Samuel Pepys (1633 – 1703) is probably the most famous and quoted (and misquoted) diarist in world history. He was nothing more than an Admiralty clerk, who rose after the Restoration of Charles II in the ever-growing British Navy. He became Admiralty Secretary in 1672 when he was thirty-nine. Then he lost his job because some imp accused him of involvement in The Popish Plot (1679). It was nonsense, and he was re-instated in 1684. Meanwhile however, he was keeping a diary which became internationally celebrated, running from January, 1660 to May, 1669. It is fascinating because it provides an intimate picture of everyday personal life (Pepys was exceptionately fond of buxom, pretty, large women), court intrigue (the merriest of melancholic monarchs, Charles II, was on the throne), and naval administration. His account of three national disasters, The Great Plague of 1665/66, the Great Fire of London (1666) that followed, and the impertinent but courageous sailing up the Thames Estuary and river itself of the Dutch war fleet and the damage it did – have been quoted and used by historians ever since. It should be noted that these diaries were written in code which was not de-coded until 1825, one hundred and twenty-two years after Pepys’ death at the age of seventy.

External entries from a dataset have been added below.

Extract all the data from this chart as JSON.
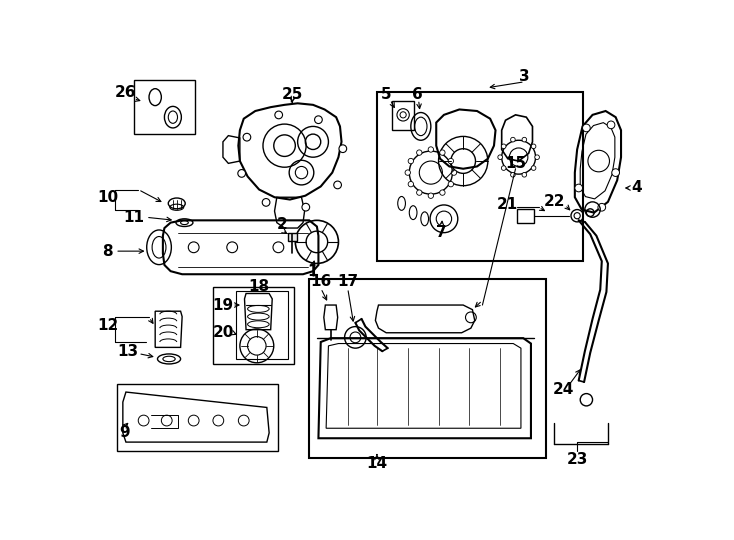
{
  "bg": "#ffffff",
  "lc": "#000000",
  "fig_w": 7.34,
  "fig_h": 5.4,
  "dpi": 100
}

Here are some apt quotations from the Diary:
13 October, 1660:
‘I went out to Charing Cross, to see Major-general Harrison (sic) hanged, drawn and quartered; which was done there, he looking as cheerful as any man could do in that condition.’
19 July, 1662:
‘But methought it lessened my esteem of a king, that he should not be able to command the rain’.
21 July, 1662:
‘I see it is impossible for a king to have things done as cheap as other men’.
27 November, 1662:
‘But Lord! to see (sic) the absurd nature of Englishmen, that cannot forbear laughing and jeering at everything that looks strange’.
19 December, 1662:
‘My wife, who, poor wretch, is troubled with her lonely life’. (Of course she was lonely, poor wretch, as her husband was for ever at dalliance with large, buxom women, such as saucy maidservants)
13 April, 1665:
‘Pretty, witty Nell’. (This was written about Nell Gwynne, the best humoured of all the King’s numerous mistresses, and is the basis of all historians’ opinion that the lady was both attractive and funny, which would of course have been a great attraction to the King)
25 December, 1665 (Christmas Day):
‘Strange to say what delight we married people have to see these poor fools decoyed into our condition’.
9 March, 1666:
‘Music and women I cannot but give way to, whatever my business is’.